Tanah girik yang belum memiliki sertifikat resmi, menyebabkan harga tanah girik jauh lebih rendah dibandingkan dengan tanah yang berstatus Hasil Guna Usaha dan Sertifikat Hak Milik. Meski demikian, tanah girik masih dapat diubah menjadi AJB (Akta Jual Beli) yang kemudian didaftarkan sebagai SHM atau SHGU di Badan Pertanahan Nasional terdekat.
- Sertifikat Hak Guna Usaha (SHGU).
Peraturan Sertifikat Hak Guna Usaha tertuang dalam UUPA Nomor 5 Tahun 1960. Hak Guna Bangunan adalah hak properti yang mengusahakan tanah milik negara untuk usaha pertanian, peternakan, atau perikanan. Durasi pemakaian tanah yang berstatus HGU ini adalah 30 tahun dan dapat diperpanjang paling lama 25 tahun.
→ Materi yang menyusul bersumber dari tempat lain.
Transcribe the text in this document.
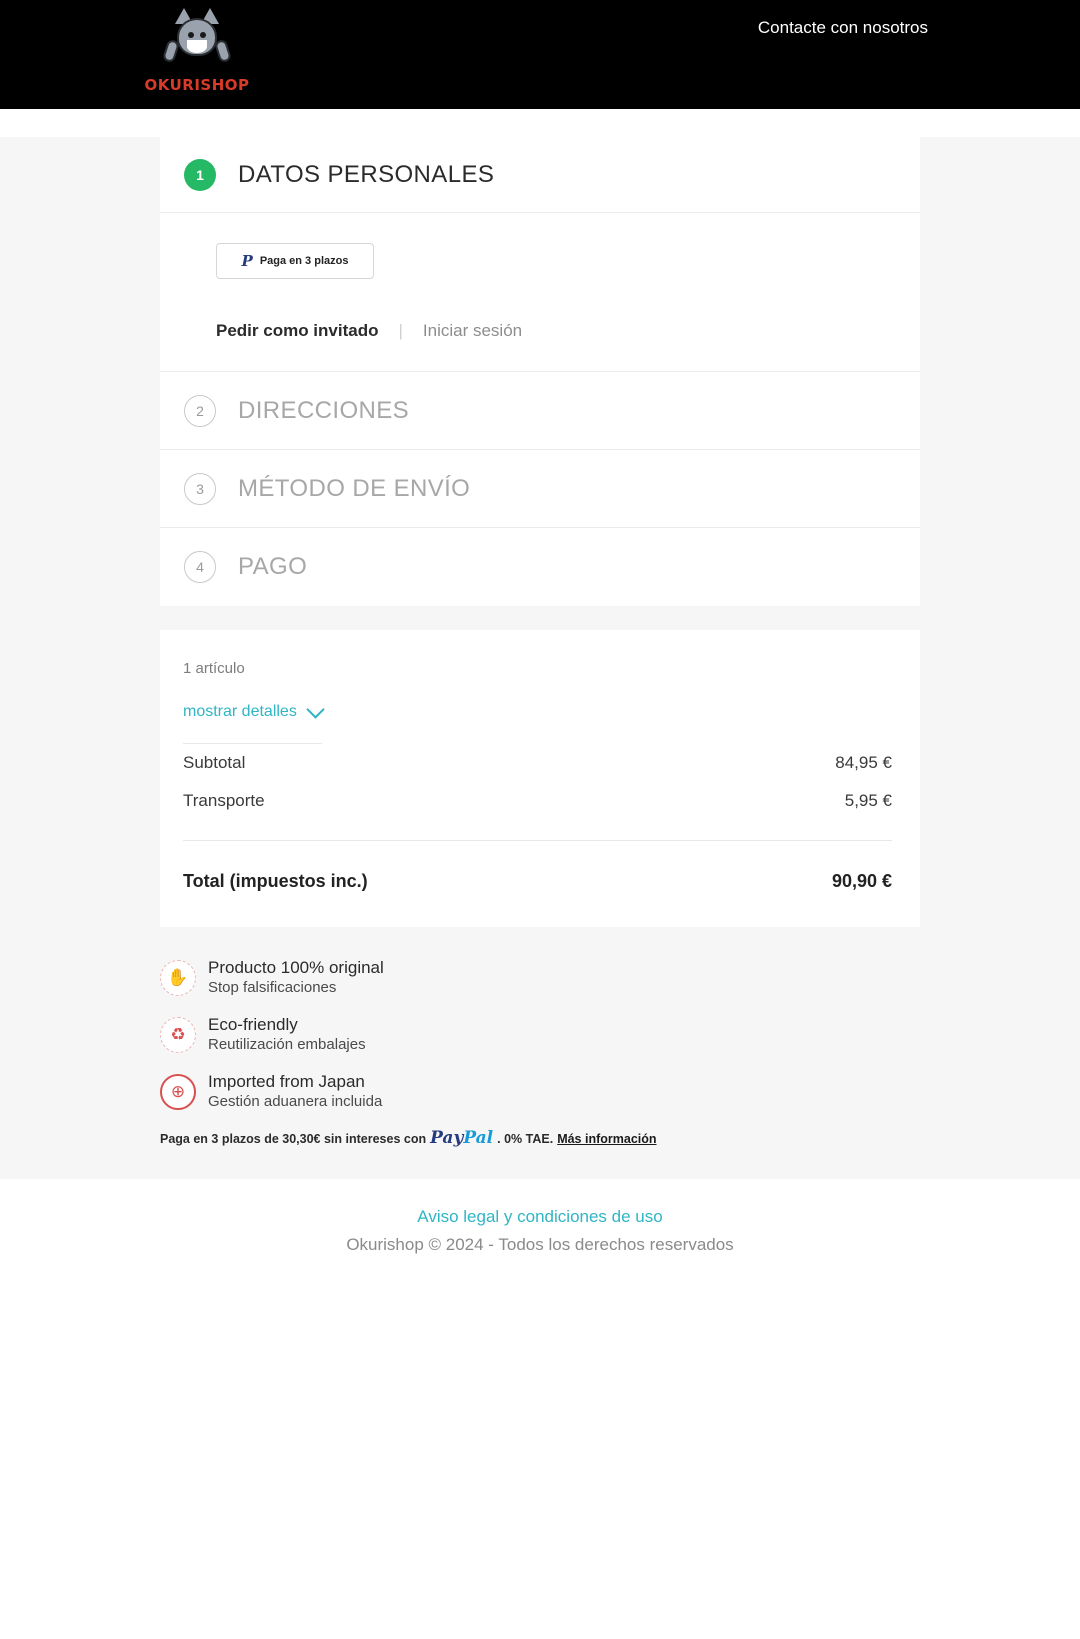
OKURISHOP
Contacte con nosotros
1	DATOS PERSONALES
P Paga en 3 plazos
Pedir como invitado | Iniciar sesión
2	DIRECCIONES
3	MÉTODO DE ENVÍO
4	PAGO
1 artículo
mostrar detalles
Subtotal	84,95 €
Transporte	5,95 €
Total (impuestos inc.)	90,90 €
✋	Producto 100% original
Stop falsificaciones
♻	Eco-friendly
Reutilización embalajes
⊕	Imported from Japan
Gestión aduanera incluida
Paga en 3 plazos de 30,30€ sin intereses con PayPal . 0% TAE. Más información
Aviso legal y condiciones de uso
Okurishop © 2024 - Todos los derechos reservados
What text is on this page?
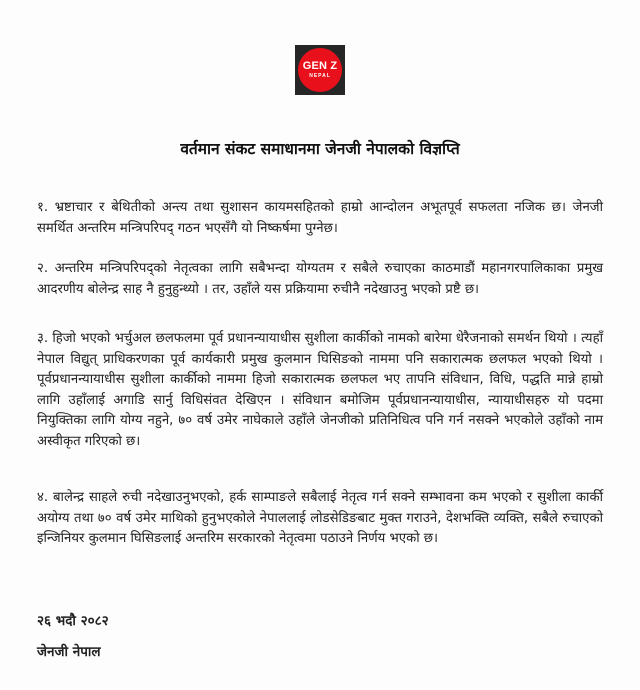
GEN Z
NEPAL
वर्तमान संकट समाधानमा जेनजी नेपालको विज्ञप्ति
१. भ्रष्टाचार र बेथितीको अन्त्य तथा सुशासन कायमसहितको हाम्रो आन्दोलन अभूतपूर्व सफलता नजिक छ। जेनजी समर्थित अन्तरिम मन्त्रिपरिपद् गठन भएसँगै यो निष्कर्षमा पुग्नेछ।
२. अन्तरिम मन्त्रिपरिपद्को नेतृत्वका लागि सबैभन्दा योग्यतम र सबैले रुचाएका काठमाडौं महानगरपालिकाका प्रमुख आदरणीय बोलेन्द्र साह नै हुनुहुन्थ्यो । तर, उहाँले यस प्रक्रियामा रुचीनै नदेखाउनु भएको प्रष्टै छ।
३. हिजो भएको भर्चुअल छलफलमा पूर्व प्रधानन्यायाधीस सुशीला कार्कीको नामको बारेमा धेरैजनाको समर्थन थियो । त्यहाँ नेपाल विद्युत् प्राधिकरणका पूर्व कार्यकारी प्रमुख कुलमान घिसिङको नाममा पनि सकारात्मक छलफल भएको थियो । पूर्वप्रधानन्यायाधीस सुशीला कार्कीको नाममा हिजो सकारात्मक छलफल भए तापनि संविधान, विधि, पद्धति मान्ने हाम्रो लागि उहाँलाई अगाडि सार्नु विधिसंवत देखिएन । संविधान बमोजिम पूर्वप्रधानन्यायाधीस, न्यायाधीसहरु यो पदमा नियुक्तिका लागि योग्य नहुने, ७० वर्ष उमेर नाघेकाले उहाँले जेनजीको प्रतिनिधित्व पनि गर्न नसक्ने भएकोले उहाँको नाम अस्वीकृत गरिएको छ।
४. बालेन्द्र साहले रुची नदेखाउनुभएको, हर्क साम्पाङले सबैलाई नेतृत्व गर्न सक्ने सम्भावना कम भएको र सुशीला कार्की अयोग्य तथा ७० वर्ष उमेर माथिको हुनुभएकोले नेपाललाई लोडसेडिङबाट मुक्त गराउने, देशभक्ति व्यक्ति, सबैले रुचाएको इन्जिनियर कुलमान घिसिङलाई अन्तरिम सरकारको नेतृत्वमा पठाउने निर्णय भएको छ।
२६ भदौ २०८२
जेनजी नेपाल
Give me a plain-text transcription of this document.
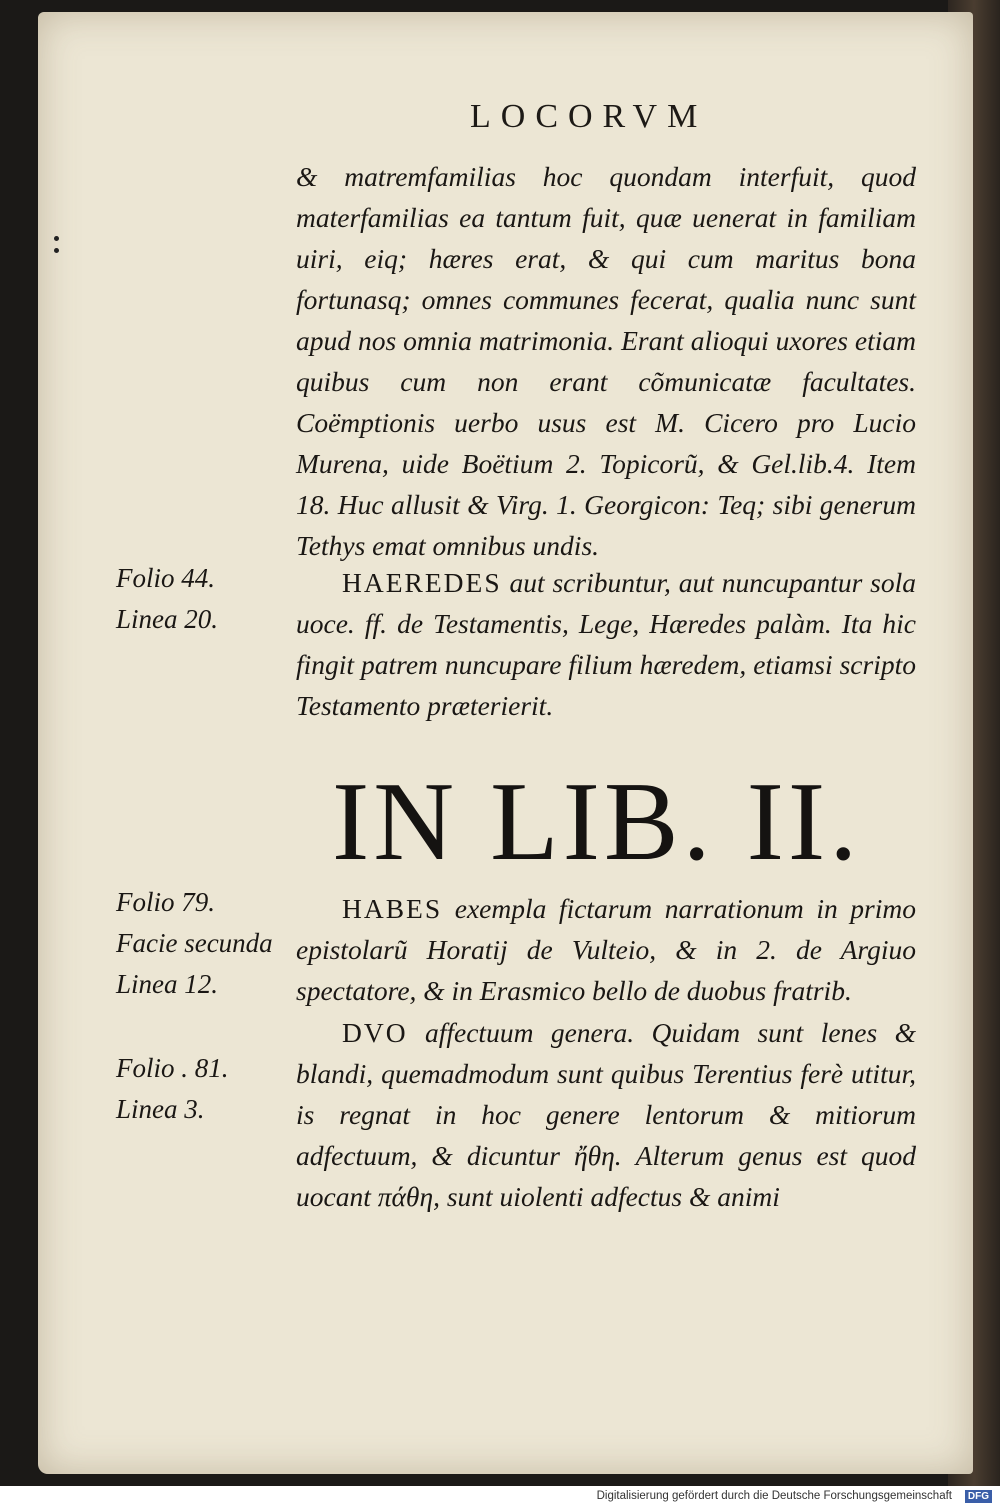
LOCORVM
& matremfamilias hoc quondam interfuit, quod materfamilias ea tantum fuit, quæ uenerat in familiam uiri, eiq; hæres erat, & qui cum maritus bona fortunasq; omnes communes fecerat, qualia nunc sunt apud nos omnia matrimonia. Erant alioqui uxores etiam quibus cum non erant cõmunicatæ facultates. Coëmptionis uerbo usus est M. Cicero pro Lucio Murena, uide Boëtium 2. Topicorũ, & Gel.lib.4. Item 18. Huc allusit & Virg. 1. Georgicon: Teq; sibi generum Tethys emat omnibus undis.
Folio 44.
Linea 20.
HAEREDES aut scribuntur, aut nuncupantur sola uoce. ff. de Testamentis, Lege, Hæredes palàm. Ita hic fingit patrem nuncupare filium hæredem, etiamsi scripto Testamento præterierit.
IN LIB. II.
Folio 79.
Facie secunda
Linea 12.
HABES exempla fictarum narrationum in primo epistolarũ Horatij de Vulteio, & in 2. de Argiuo spectatore, & in Erasmico bello de duobus fratrib.
Folio . 81.
Linea 3.
DVO affectuum genera. Quidam sunt lenes & blandi, quemadmodum sunt quibus Terentius ferè utitur, is regnat in hoc genere lentorum & mitiorum adfectuum, & dicuntur ἤθη. Alterum genus est quod uocant πάθη, sunt uiolenti adfectus & animi
Digitalisierung gefördert durch die Deutsche Forschungsgemeinschaft	DFG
Perlu diketahui, bahwa luas tanah yang dijadikan HGU minimal 5 hektare dan maksimal 25 hektare. Hanya warga Indonesia dan badan hukum yang berkedudukan di Indonesia yang berhak memiliki Sertifikat Hak Guna Usaha. Pemegang HGU dapat menggunakan SHGU sebagai jaminan dengan dibebani hak tanggungan.
- Sertifikat Hak Pakai.
Sertifikat Hak Pakai adalah hak guna properti yang diberikan kepada pihak lain dengan tujuan untuk dikembangkan. Sertifikat Hak Pakai dapat diberikan kepada WNI, warga asing baik individu atau badan hukum yang berkedudukan di Indonesia. Sama seperti HGB, Hak Pakai juga memiliki masa berlaku selama 30 tahun dan perpanjangan selama 20 tahun.
Namun, yang membedakan dengan HGB, Hak Pakai dapat diperbarui kembali selama 30 tahun sesuai kesepakatan dengan pemegang hak atas tanah. Properti yang mengantongi Sertifikat Hak Pakai biasanya dimiliki oleh negara atau perorangan. (FHM)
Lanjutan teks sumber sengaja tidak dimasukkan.